Media reports tonight suggested a new signal had allowed officials to further home in on where the black box recorders might be located.
But a source says there has been nothing since the day of the crash, when a radio signal from the plane's emergency locator transmitter allowed officials to determine a broadly defined search zone.
The Airbus A320 plane, which had been travelling between Paris and Cairo, disappeared from radar on 19 May about 16 km after entering Egyptian airspace. There were 66 people were on board.

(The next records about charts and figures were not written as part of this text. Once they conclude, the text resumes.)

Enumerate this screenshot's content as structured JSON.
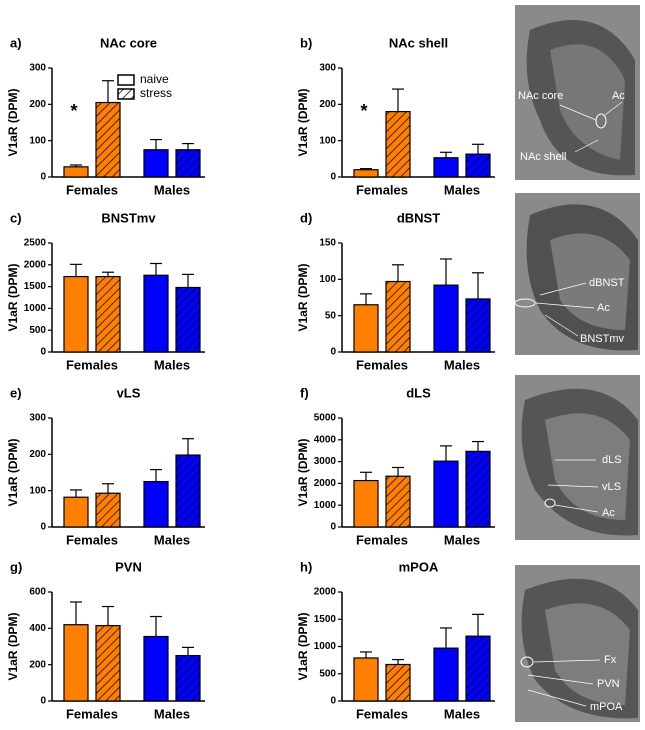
{
  "chart_data": [
    {
      "type": "bar",
      "panel": "a)",
      "title": "NAc core",
      "ylabel": "V1aR (DPM)",
      "categories": [
        "Females",
        "Males"
      ],
      "category_colors": [
        "#ff8000",
        "#0000ff"
      ],
      "series": [
        {
          "name": "naive",
          "hatch": false,
          "values": [
            28,
            75
          ],
          "errors": [
            5,
            28
          ]
        },
        {
          "name": "stress",
          "hatch": true,
          "values": [
            205,
            75
          ],
          "errors": [
            60,
            17
          ]
        }
      ],
      "ylim": [
        0,
        300
      ],
      "yticks": [
        0,
        100,
        200,
        300
      ],
      "annotation": "*"
    },
    {
      "type": "bar",
      "panel": "b)",
      "title": "NAc shell",
      "ylabel": "V1aR (DPM)",
      "categories": [
        "Females",
        "Males"
      ],
      "category_colors": [
        "#ff8000",
        "#0000ff"
      ],
      "series": [
        {
          "hatch": false,
          "values": [
            20,
            53
          ],
          "errors": [
            3,
            15
          ]
        },
        {
          "hatch": true,
          "values": [
            180,
            63
          ],
          "errors": [
            62,
            27
          ]
        }
      ],
      "ylim": [
        0,
        300
      ],
      "yticks": [
        0,
        100,
        200,
        300
      ],
      "annotation": "*"
    },
    {
      "type": "bar",
      "panel": "c)",
      "title": "BNSTmv",
      "ylabel": "V1aR (DPM)",
      "categories": [
        "Females",
        "Males"
      ],
      "category_colors": [
        "#ff8000",
        "#0000ff"
      ],
      "series": [
        {
          "hatch": false,
          "values": [
            1730,
            1760
          ],
          "errors": [
            280,
            270
          ]
        },
        {
          "hatch": true,
          "values": [
            1730,
            1480
          ],
          "errors": [
            100,
            300
          ]
        }
      ],
      "ylim": [
        0,
        2500
      ],
      "yticks": [
        0,
        500,
        1000,
        1500,
        2000,
        2500
      ]
    },
    {
      "type": "bar",
      "panel": "d)",
      "title": "dBNST",
      "ylabel": "V1aR (DPM)",
      "categories": [
        "Females",
        "Males"
      ],
      "category_colors": [
        "#ff8000",
        "#0000ff"
      ],
      "series": [
        {
          "hatch": false,
          "values": [
            65,
            92
          ],
          "errors": [
            15,
            36
          ]
        },
        {
          "hatch": true,
          "values": [
            97,
            73
          ],
          "errors": [
            23,
            36
          ]
        }
      ],
      "ylim": [
        0,
        150
      ],
      "yticks": [
        0,
        50,
        100,
        150
      ]
    },
    {
      "type": "bar",
      "panel": "e)",
      "title": "vLS",
      "ylabel": "V1aR (DPM)",
      "categories": [
        "Females",
        "Males"
      ],
      "category_colors": [
        "#ff8000",
        "#0000ff"
      ],
      "series": [
        {
          "hatch": false,
          "values": [
            82,
            125
          ],
          "errors": [
            20,
            33
          ]
        },
        {
          "hatch": true,
          "values": [
            93,
            198
          ],
          "errors": [
            26,
            45
          ]
        }
      ],
      "ylim": [
        0,
        300
      ],
      "yticks": [
        0,
        100,
        200,
        300
      ]
    },
    {
      "type": "bar",
      "panel": "f)",
      "title": "dLS",
      "ylabel": "V1aR (DPM)",
      "categories": [
        "Females",
        "Males"
      ],
      "category_colors": [
        "#ff8000",
        "#0000ff"
      ],
      "series": [
        {
          "hatch": false,
          "values": [
            2130,
            3020
          ],
          "errors": [
            380,
            700
          ]
        },
        {
          "hatch": true,
          "values": [
            2330,
            3470
          ],
          "errors": [
            400,
            450
          ]
        }
      ],
      "ylim": [
        0,
        5000
      ],
      "yticks": [
        0,
        1000,
        2000,
        3000,
        4000,
        5000
      ]
    },
    {
      "type": "bar",
      "panel": "g)",
      "title": "PVN",
      "ylabel": "V1aR (DPM)",
      "categories": [
        "Females",
        "Males"
      ],
      "category_colors": [
        "#ff8000",
        "#0000ff"
      ],
      "series": [
        {
          "hatch": false,
          "values": [
            420,
            355
          ],
          "errors": [
            125,
            110
          ]
        },
        {
          "hatch": true,
          "values": [
            415,
            250
          ],
          "errors": [
            105,
            45
          ]
        }
      ],
      "ylim": [
        0,
        600
      ],
      "yticks": [
        0,
        200,
        400,
        600
      ]
    },
    {
      "type": "bar",
      "panel": "h)",
      "title": "mPOA",
      "ylabel": "V1aR (DPM)",
      "categories": [
        "Females",
        "Males"
      ],
      "category_colors": [
        "#ff8000",
        "#0000ff"
      ],
      "series": [
        {
          "hatch": false,
          "values": [
            790,
            970
          ],
          "errors": [
            110,
            370
          ]
        },
        {
          "hatch": true,
          "values": [
            670,
            1190
          ],
          "errors": [
            90,
            400
          ]
        }
      ],
      "ylim": [
        0,
        2000
      ],
      "yticks": [
        0,
        500,
        1000,
        1500,
        2000
      ]
    }
  ],
  "images": [
    {
      "labels": [
        "Ac",
        "NAc core",
        "NAc shell"
      ]
    },
    {
      "labels": [
        "dBNST",
        "Ac",
        "BNSTmv"
      ]
    },
    {
      "labels": [
        "dLS",
        "vLS",
        "Ac"
      ]
    },
    {
      "labels": [
        "Fx",
        "PVN",
        "mPOA"
      ]
    }
  ]
}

The transmitter, picked up by satellites in the international search-and-rescue network, turned out to be separate from the underwater locator beacons or "pingers" attached to the flight recorders.
A French warship was taking detectors to the search zone, designed to pick up under pinger signals over distances of up to 5 kilometres.
The plane and its black box recorders have not been located.
Life vests, parts of seats and objects clearly marked EgyptAir were recovered about two days later, with French air investigation agency Le Bureau d'Enquêtes et d'Analyses confirming the flight sent signals that smoke was detected before the plane crashed in the Mediterranean.
Body parts found afterwards showed signs there might have been an explosion on board.
The Egyptian military also released images of the debris.
Initial Greek military reports that the plane swerved wildly were later rejected by Egypt officials.